COMMENTS ABOVE THIS ONE ARE ABOUT THE OLDER GRAPHIC.

COMMENTS BELOW THIS ONE ARE ABOUT THE UPDATED POST. IF THERE ARE COMMENTS THAT IS.

Love it!
Well... maybe that's the wrong word, but I appreciate the update and improved accuracy.

Lousiana, Delaware, most of New Jersey, 2/3rds of Maryland... also sunk.

The sunken parts of Arkansas, Louisiana, and New Jersey are some of the most productive farmland in the world. Not good for US food outlook.

By wehappyfew (not verified) on 30 Jan 2015 #permalink

Thanks for the input that caused me to fix it!

Yeah, you think New Jersey is bad, what about Thailand and Bangladesh!

The graphic is pretty good (if that's the word!) for the America's but what about the rest of the world? What will Europe , Africa, Asia and especially fro my interest my land of Australia look like? I was expecting a global view of everywhere - maybe I'm missing something obvious here but I'm not seeing it.

PS. I vaguely recall seeing a cup on TV (in a news snippet) some time ago - end of the Bush II era if memory serves - which had a global map that changed based on whether it was full or empty. Would love to have got one of those actually. Think I'm recalling right?

By Astrostevo (not verified) on 30 Jan 2015 #permalink

Your map does nicely depict the old fall line/coastal plain of the late Cretacecous and Eocene (Paleocene-Eocene Thermal Maximum?)

If you study a satellite image of Alabama, you can see a broad band of gray that arcs across the middle of the state.
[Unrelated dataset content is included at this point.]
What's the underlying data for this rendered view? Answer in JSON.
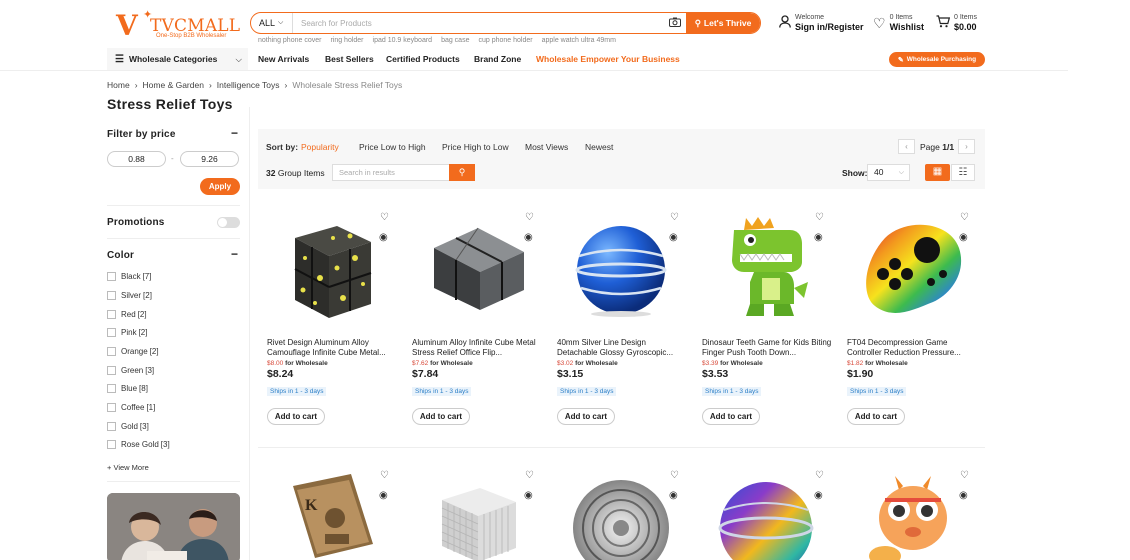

That band represents an ancient seashore.

http://blog.al.com/wire/2013/02/sifting_for_ancient_shark_teet.html

The article notes "You are not going to find anything unless there is limestone", but we found our 70M year old shark teeth in raw, red sandstone cutout banks from a sandstone mining operation in Montgomery.

Global warming good news? "Greenland will be Green again!"